Доживал я во Владикавказе последние дни, и грозный призрак голода (штамп! штамп!.. «грозный призрак»… Впрочем, плевать! Эти записки никогда не увидят света!), так я говорю – грозный призрак голода постучался в мою скромную квартиру, полученную мною по ордеру. А вслед за призраком постучался присяжный поверенный Гензулаев – светлая личность с усами, подстриженными щеточкой, и вдохновенным лицом.
Между нами произошел разговор. Привожу его здесь стенографически:
– Что ж это вы так приуныли? (Это Гензулаев.)
– Придется помирать с голоду в этом вашем паршивом Владикавказе…
– Не спорю. Владикавказ – паршивый город. Вряд ли даже есть на свете город паршивее. Но как же так помирать?
– Больше делать нечего. Я исчерпал все возможности. В подотделе искусств денег нет и жалованья платить не будут. Вступительные слова перед пьесами кончились. Фельетон в местной владикавказской газете я напечатал и получил за него 1200 рублей и обещание, что меня посадят в особый отдел, если я напечатаю еще что-нибудь похожее на этот первый фельетон.
– За что? (Гензулаев испугался. Оно и понятно. Хотят посадить – значит, я подозрительный.)
– За насмешки.
– Ну-у, вздор. Просто они здесь ни черта не понимают в фельетонах. Знаете что…
И вот что сделал Гензулаев. Он меня подстрекнул написать вместе с ним революционную пьесу из туземного быта. Оговариваю здесь Гензулаева. Он меня научил, а я по молодости и неопытности согласился. Какое отношение имеет Гензулаев к сочинению пьес? Никакого, понятное дело. Сам он мне тут же признался, что искренно ненавидит литературу, вызвав во мне взрыв симпатии к нему. Я тоже ненавижу литературу, и уж, поверьте, гораздо сильнее Гензулаева.
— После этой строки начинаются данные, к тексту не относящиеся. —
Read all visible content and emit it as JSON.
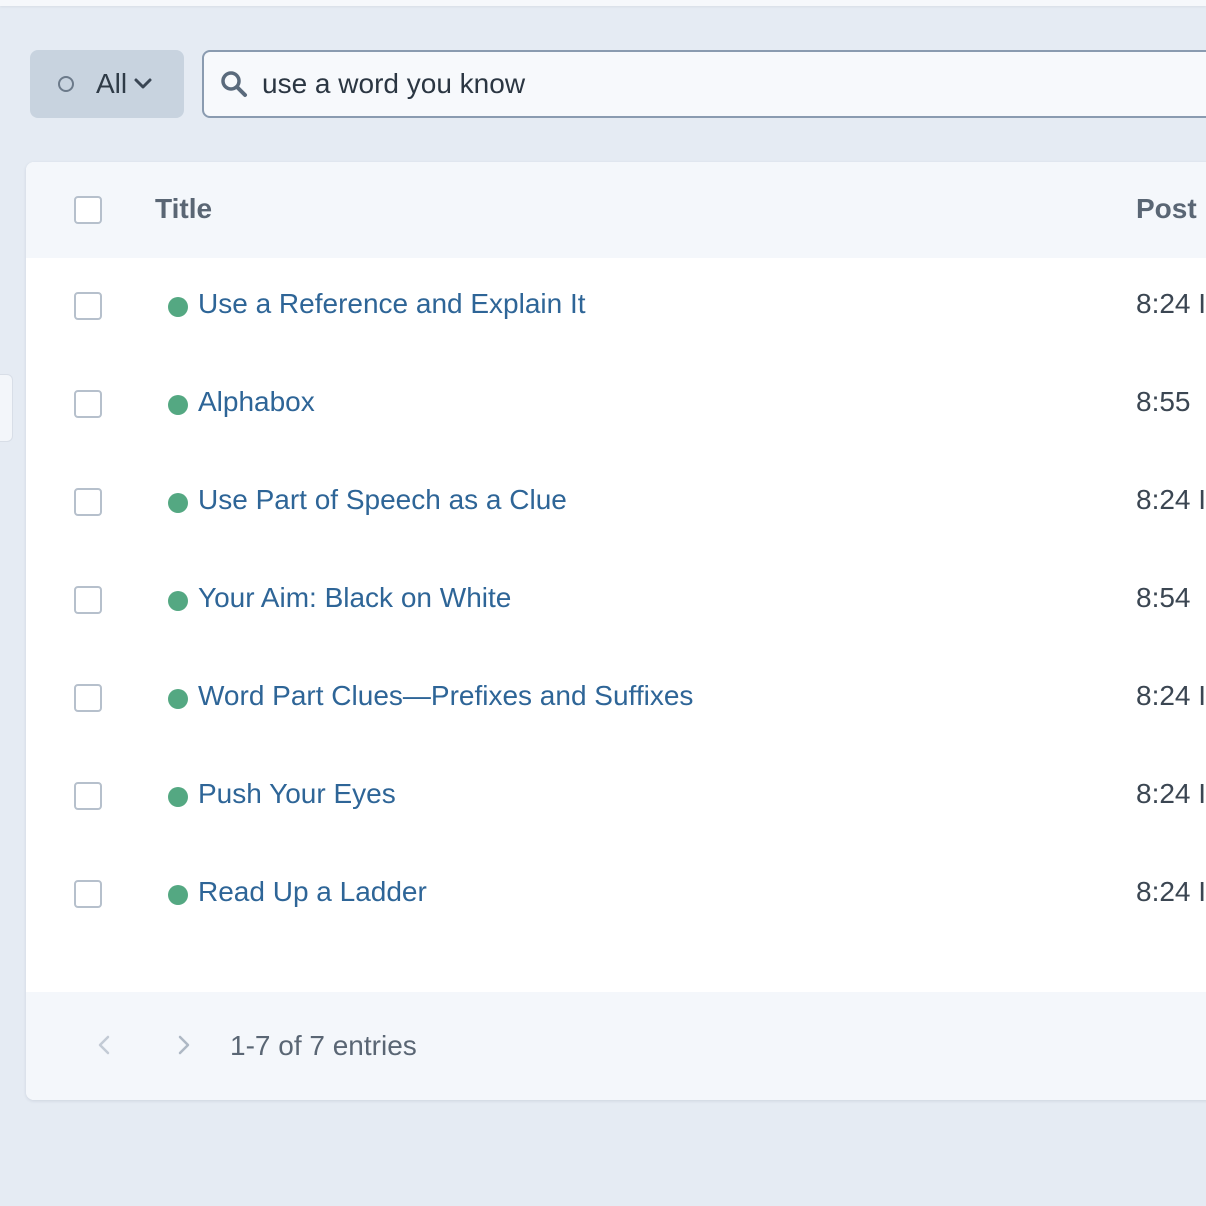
{
  "filter": {
    "label": "All",
    "icon": "status-ring-icon"
  },
  "search": {
    "value": "use a word you know",
    "icon": "search-icon"
  },
  "table": {
    "columns": {
      "title": "Title",
      "post": "Post"
    },
    "rows": [
      {
        "title": "Use a Reference and Explain It",
        "time": "8:24 I",
        "status_color": "#54a882"
      },
      {
        "title": "Alphabox",
        "time": "8:55",
        "status_color": "#54a882"
      },
      {
        "title": "Use Part of Speech as a Clue",
        "time": "8:24 I",
        "status_color": "#54a882"
      },
      {
        "title": "Your Aim: Black on White",
        "time": "8:54",
        "status_color": "#54a882"
      },
      {
        "title": "Word Part Clues—Prefixes and Suffixes",
        "time": "8:24 I",
        "status_color": "#54a882"
      },
      {
        "title": "Push Your Eyes",
        "time": "8:24 I",
        "status_color": "#54a882"
      },
      {
        "title": "Read Up a Ladder",
        "time": "8:24 I",
        "status_color": "#54a882"
      }
    ]
  },
  "pagination": {
    "summary": "1-7 of 7 entries"
  },
  "colors": {
    "link": "#2e6597",
    "published": "#54a882",
    "background": "#e5ebf3"
  }
}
Но Гензулаев назубок знает туземный быт, если, конечно, бытом можно назвать шашлычные завтраки на фоне самых постылых гор, какие есть в мире, кинжалы неважной стали, поджарых лошадей, духаны и отвратительную, выворачивающую душу музыку.
Так-так, стало быть, я буду сочинять, а Гензулаев подсыпать этот быт.
– Идиоты будут те, которые эту пьесу купят.
– Идиоты мы будем, если мы эту пьесу не продадим.
Мы ее написали в 71/2 дней, потратив, таким образом, на полтора дня больше, чем на сотворение мира. Несмотря на это, она вышла еще хуже, чем мир.
Одно могу сказать: если когда-нибудь будет конкурс на самую бессмысленную, бездарную и наглую пьесу, наша получит первую премию (хотя, впрочем… впрочем… вспоминаю сейчас некоторые пьесы 1921–1924 годов и начинаю сомневаться…), ну, не первую, – вторую или третью.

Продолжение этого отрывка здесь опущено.